I think I broke myself as much as I broke him

i miss him so god damn much.
i miss the way he intertwines our fingers together.
i miss the way he would carry me like i'm a baby.
i miss the way he looked at me like i'm the most beautiful person on earth.
i miss the way he would hug me so tight as if he was afraid of losing me.
i miss the way he smiles with the glint in his eyes.
i miss the way he laughs at my dumbness until his stomach hurts.
i miss the way he calls me clumsy and would do anything to care for me.
i miss the way he would always be there telling me that everything was going to be okay.
i miss the days where we argued because i know that he wasn't ever going to leave no matter how much i screwed up.
its been almost 2 months. and i'm still dying without him even though i was the one who gave up.
and i feel so fucking petty for crying over the decisions i made myself.
i fucking love him but i have to accept the fact that some things are not meant to be.
i'm scared, i'm so bloody scared that i will never be able to find someone like him again.
someone who is so loyal, forgiving and caring like him.
i'm scared that i won't find someone who loves me as much as he did.

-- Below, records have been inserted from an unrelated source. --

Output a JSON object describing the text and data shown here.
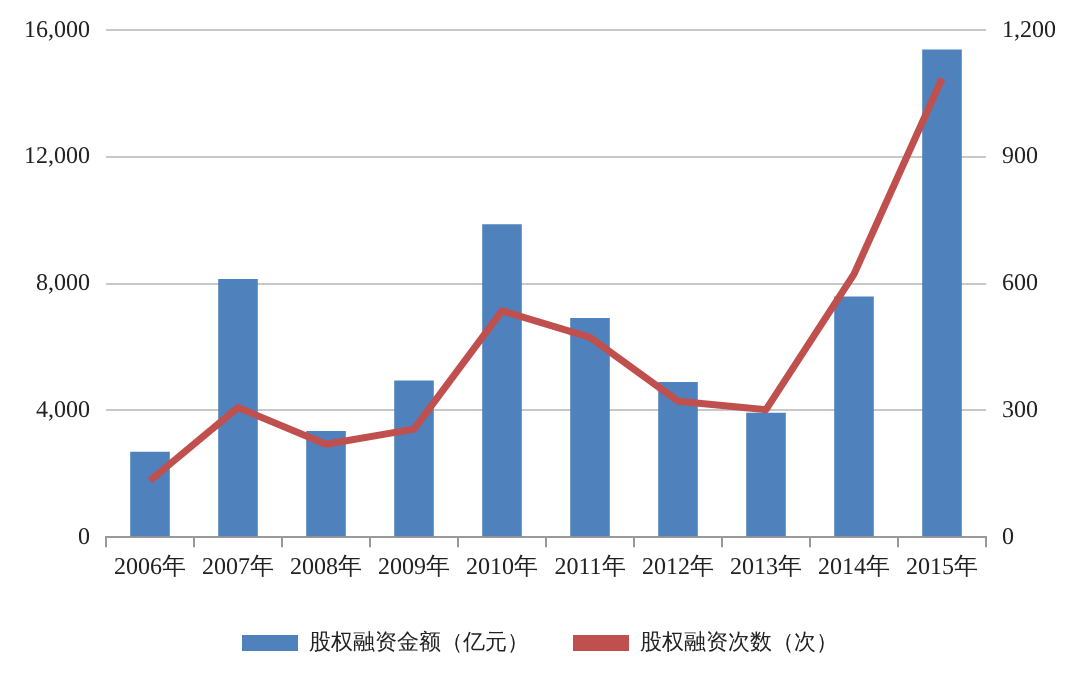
{
  "chart_data": {
    "type": "bar",
    "categories": [
      "2006年",
      "2007年",
      "2008年",
      "2009年",
      "2010年",
      "2011年",
      "2012年",
      "2013年",
      "2014年",
      "2015年"
    ],
    "series": [
      {
        "name": "股权融资金额（亿元）",
        "color": "#4f81bd",
        "values": [
          2700,
          8150,
          3350,
          4950,
          9880,
          6920,
          4900,
          3930,
          7600,
          15400
        ]
      },
      {
        "name": "股权融资次数（次）",
        "type": "line",
        "axis": "y2",
        "color": "#c0504d",
        "marker": "none",
        "values": [
          134,
          307,
          220,
          256,
          536,
          473,
          322,
          302,
          623,
          1086
        ]
      }
    ],
    "ylim": [
      0,
      16000
    ],
    "yticks": [
      0,
      {
        "value": 4000,
        "label": "4,000"
      },
      {
        "value": 8000,
        "label": "8,000"
      },
      {
        "value": 12000,
        "label": "12,000"
      },
      {
        "value": 16000,
        "label": "16,000"
      }
    ],
    "y2lim": [
      0,
      1200
    ],
    "y2ticks": [
      0,
      300,
      600,
      900,
      {
        "value": 1200,
        "label": "1,200"
      }
    ],
    "grid": "y",
    "legend": "bottom"
  }
}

and up to this day, i don't know if i had made the best or worst decision in my life by letting go.
i keep telling myself to move forward, that i'm still young, and that there would be someone better in the future.
but what if there isn't? what if i just screwed up my only chance at love.
he would die for me, he loved me like no tomorrow and i crushed him.
i broke him.
and i can't live with myself knowing that.
i said that i know we can never be together anymore, and do you know why?
because i know i won't be able to look at him again knowing that i broke him so god damn much.
i won't be able to see him laugh and smile and forgive me for what i did because i know what i did was terrible, despicable and don't deserve his forgiveness.
and i can just come to a conclusion that we won't have a chance anymore, i screwed up and may have just lost my only chance at finding a guy like him ever again.

"so when someone asks you about what happened to you and him?"
- Put on a smile, say its complicated and laugh. Because you can't expect me to go on about our entire fucking story and cry my heart out to everyone.